There was always an interesting hierarchy to the RAC courts as well. My friends and I talked about the court dynamics because we were there all the time, and it was like observing animals in a zoo, but I think to everyone else the hierarchy was more of an unspoken code of the court. Generally, most players naturally gravitated to the courts of their appropriate skill level. Every once in awhile you would get an “outlier,” but for the most part people knew the natural order of things. Depending on how crowded it would get, sometimes a trickle-down effect would occur where the A-Court players would spill onto the B-Court, causing the true B-Court to be the C-Court, and then maybe the Asian Court would get bounced to the main gym…or if it wasn’t crowded the opposite would happen, and the Asian Court would become the B-Court, for example. This “phenomenon” is probably only remotely interesting to me and a small handful of people, but to us it was like sociology class in real life…and it also explains the story behind “B-Court All Star,” so there you go…
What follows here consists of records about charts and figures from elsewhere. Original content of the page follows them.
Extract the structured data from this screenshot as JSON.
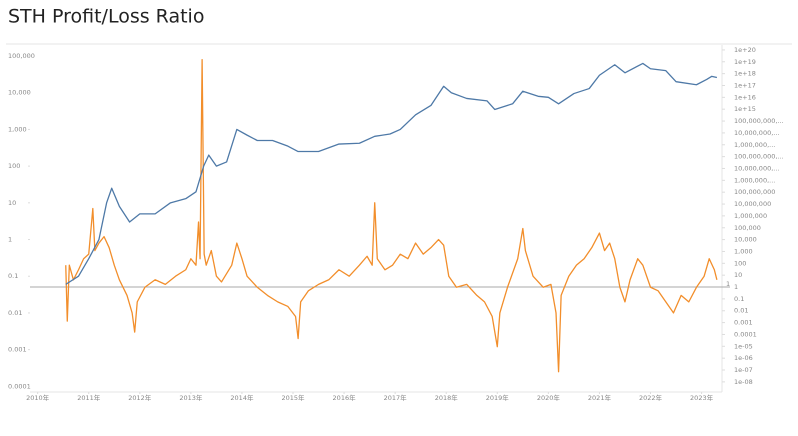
{
  "chart_data": {
    "type": "line",
    "title": "STH  Profit/Loss Ratio",
    "xlim": [
      2009.85,
      2023.4
    ],
    "xticks": [
      {
        "value": 2010,
        "label": "2010年"
      },
      {
        "value": 2011,
        "label": "2011年"
      },
      {
        "value": 2012,
        "label": "2012年"
      },
      {
        "value": 2013,
        "label": "2013年"
      },
      {
        "value": 2014,
        "label": "2014年"
      },
      {
        "value": 2015,
        "label": "2015年"
      },
      {
        "value": 2016,
        "label": "2016年"
      },
      {
        "value": 2017,
        "label": "2017年"
      },
      {
        "value": 2018,
        "label": "2018年"
      },
      {
        "value": 2019,
        "label": "2019年"
      },
      {
        "value": 2020,
        "label": "2020年"
      },
      {
        "value": 2021,
        "label": "2021年"
      },
      {
        "value": 2022,
        "label": "2022年"
      },
      {
        "value": 2023,
        "label": "2023年"
      }
    ],
    "ylim": [
      7e-05,
      200000
    ],
    "log_y": true,
    "yticks": [
      0.0001,
      0.001,
      0.01,
      0.1,
      1,
      10,
      100,
      {
        "value": 1000,
        "label": "1,000"
      },
      {
        "value": 10000,
        "label": "10,000"
      },
      {
        "value": 100000,
        "label": "100,000"
      }
    ],
    "y2lim": [
      1.4e-09,
      2.6e+20
    ],
    "log_y2": true,
    "y2ticks": [
      {
        "value": 1e-08,
        "label": "1e-08"
      },
      {
        "value": 1e-07,
        "label": "1e-07"
      },
      {
        "value": 1e-06,
        "label": "1e-06"
      },
      {
        "value": 1e-05,
        "label": "1e-05"
      },
      {
        "value": 0.0001,
        "label": "0.0001"
      },
      {
        "value": 0.001,
        "label": "0.001"
      },
      {
        "value": 0.01,
        "label": "0.01"
      },
      {
        "value": 0.1,
        "label": "0.1"
      },
      {
        "value": 1,
        "label": "1"
      },
      {
        "value": 10,
        "label": "10"
      },
      {
        "value": 100,
        "label": "100"
      },
      {
        "value": 1000,
        "label": "1,000"
      },
      {
        "value": 10000,
        "label": "10,000"
      },
      {
        "value": 100000,
        "label": "100,000"
      },
      {
        "value": 1000000,
        "label": "1,000,000"
      },
      {
        "value": 10000000,
        "label": "10,000,000"
      },
      {
        "value": 100000000,
        "label": "100,000,000"
      },
      {
        "value": 1000000000.0,
        "label": "1,000,000,..."
      },
      {
        "value": 10000000000.0,
        "label": "10,000,000,..."
      },
      {
        "value": 100000000000.0,
        "label": "100,000,000,..."
      },
      {
        "value": 1000000000000.0,
        "label": "1,000,000,..."
      },
      {
        "value": 10000000000000.0,
        "label": "10,000,000,..."
      },
      {
        "value": 100000000000000.0,
        "label": "100,000,000,..."
      },
      {
        "value": 1000000000000000.0,
        "label": "1e+15"
      },
      {
        "value": 1e+16,
        "label": "1e+16"
      },
      {
        "value": 1e+17,
        "label": "1e+17"
      },
      {
        "value": 1e+18,
        "label": "1e+18"
      },
      {
        "value": 1e+19,
        "label": "1e+19"
      },
      {
        "value": 1e+20,
        "label": "1e+20"
      }
    ],
    "reference_line": {
      "axis": "y2",
      "value": 1,
      "label": "1",
      "color": "#aaaaaa"
    },
    "series": [
      {
        "color": "#4e79a7",
        "axis": "y",
        "x": [
          2010.55,
          2010.8,
          2011.0,
          2011.2,
          2011.35,
          2011.45,
          2011.6,
          2011.8,
          2012.0,
          2012.3,
          2012.6,
          2012.9,
          2013.1,
          2013.25,
          2013.35,
          2013.5,
          2013.7,
          2013.9,
          2014.1,
          2014.3,
          2014.6,
          2014.9,
          2015.1,
          2015.5,
          2015.9,
          2016.3,
          2016.6,
          2016.9,
          2017.1,
          2017.4,
          2017.7,
          2017.95,
          2018.1,
          2018.4,
          2018.8,
          2018.95,
          2019.3,
          2019.5,
          2019.8,
          2020.0,
          2020.2,
          2020.5,
          2020.8,
          2021.0,
          2021.3,
          2021.5,
          2021.85,
          2022.0,
          2022.3,
          2022.5,
          2022.9,
          2023.1,
          2023.2,
          2023.3
        ],
        "values": [
          0.06,
          0.1,
          0.3,
          1,
          10,
          25,
          8,
          3,
          5,
          5,
          10,
          13,
          20,
          100,
          200,
          100,
          130,
          1000,
          700,
          500,
          500,
          350,
          250,
          250,
          400,
          420,
          650,
          750,
          1000,
          2500,
          4500,
          15000,
          10000,
          7000,
          6000,
          3500,
          5000,
          11000,
          8000,
          7500,
          5000,
          9500,
          13000,
          30000,
          58000,
          35000,
          63000,
          45000,
          40000,
          20000,
          16500,
          23000,
          28000,
          26000
        ]
      },
      {
        "color": "#f28e2b",
        "axis": "y",
        "x": [
          2010.55,
          2010.58,
          2010.62,
          2010.7,
          2010.8,
          2010.9,
          2011.0,
          2011.08,
          2011.12,
          2011.2,
          2011.3,
          2011.4,
          2011.5,
          2011.6,
          2011.75,
          2011.85,
          2011.9,
          2011.95,
          2012.1,
          2012.3,
          2012.5,
          2012.7,
          2012.9,
          2013.0,
          2013.1,
          2013.15,
          2013.18,
          2013.22,
          2013.26,
          2013.3,
          2013.4,
          2013.5,
          2013.6,
          2013.8,
          2013.9,
          2014.0,
          2014.1,
          2014.3,
          2014.5,
          2014.7,
          2014.9,
          2015.05,
          2015.1,
          2015.15,
          2015.3,
          2015.5,
          2015.7,
          2015.9,
          2016.1,
          2016.3,
          2016.45,
          2016.55,
          2016.6,
          2016.65,
          2016.8,
          2016.95,
          2017.1,
          2017.25,
          2017.4,
          2017.55,
          2017.7,
          2017.85,
          2017.95,
          2018.05,
          2018.2,
          2018.4,
          2018.6,
          2018.75,
          2018.9,
          2019.0,
          2019.05,
          2019.2,
          2019.4,
          2019.5,
          2019.55,
          2019.7,
          2019.9,
          2020.05,
          2020.15,
          2020.2,
          2020.25,
          2020.4,
          2020.55,
          2020.7,
          2020.85,
          2021.0,
          2021.1,
          2021.2,
          2021.3,
          2021.4,
          2021.5,
          2021.6,
          2021.75,
          2021.85,
          2022.0,
          2022.15,
          2022.3,
          2022.45,
          2022.6,
          2022.75,
          2022.9,
          2023.05,
          2023.15,
          2023.25,
          2023.3
        ],
        "values": [
          0.2,
          0.006,
          0.2,
          0.08,
          0.15,
          0.3,
          0.4,
          7,
          0.5,
          0.8,
          1.2,
          0.6,
          0.2,
          0.08,
          0.03,
          0.01,
          0.003,
          0.02,
          0.05,
          0.08,
          0.06,
          0.1,
          0.15,
          0.3,
          0.2,
          3,
          0.3,
          80000,
          0.4,
          0.2,
          0.5,
          0.1,
          0.07,
          0.2,
          0.8,
          0.3,
          0.1,
          0.05,
          0.03,
          0.02,
          0.015,
          0.008,
          0.002,
          0.02,
          0.04,
          0.06,
          0.08,
          0.15,
          0.1,
          0.2,
          0.35,
          0.2,
          10,
          0.3,
          0.15,
          0.2,
          0.4,
          0.3,
          0.8,
          0.4,
          0.6,
          1,
          0.7,
          0.1,
          0.05,
          0.06,
          0.03,
          0.02,
          0.008,
          0.0012,
          0.01,
          0.05,
          0.3,
          2,
          0.5,
          0.1,
          0.05,
          0.06,
          0.01,
          0.00025,
          0.03,
          0.1,
          0.2,
          0.3,
          0.6,
          1.5,
          0.5,
          0.8,
          0.3,
          0.05,
          0.02,
          0.08,
          0.3,
          0.2,
          0.05,
          0.04,
          0.02,
          0.01,
          0.03,
          0.02,
          0.05,
          0.1,
          0.3,
          0.15,
          0.08
        ]
      }
    ]
  }
}
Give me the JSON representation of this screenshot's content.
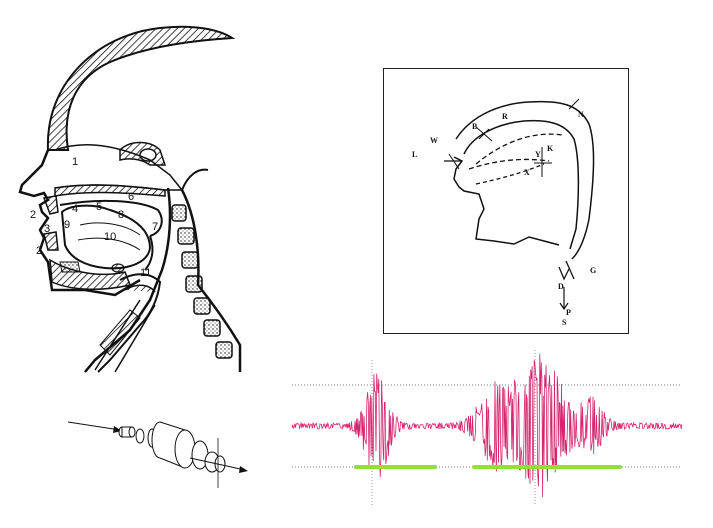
{
  "anatomy": {
    "labels": [
      "1",
      "2",
      "3",
      "2",
      "4",
      "5",
      "6",
      "8",
      "9",
      "10",
      "7",
      "11"
    ]
  },
  "vocal_model": {
    "labels": [
      "W",
      "L",
      "B",
      "R",
      "N",
      "Y",
      "K",
      "X",
      "G",
      "D",
      "P",
      "S"
    ]
  },
  "colors": {
    "waveform": "#d6246e",
    "voicing": "#8ee03a",
    "ink": "#111111"
  }
}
I’m dragging on, so I will end on what I think is an appropriate B-Court All Star topic. In the coed touch football league Krissy and I play in, the website for the league creates like this mock magazine cover with an action shot from the previous week’s games. We have been playing in this league for like 2 years, and no one from our team ever even being snapped in a picture before, but Krissy actually made the cover on the homepage. If that’s not B-Court All Star, then I’m not sure what is.


My baby’s going out for a pass there, but she looks like a safety breaking on a receiver as she’s about to take their head off! Talk about “utilizing strength!” And I love the fake bar code at the bottom…classic. Almost as good, but not quite, I had a picture in like the 20-pic slideshow they made for the week. Welcome to the gun show, everybody.

I would love to say that I sped around that dude and raced off to the end zone like Chris Johnson…but that would be a lie.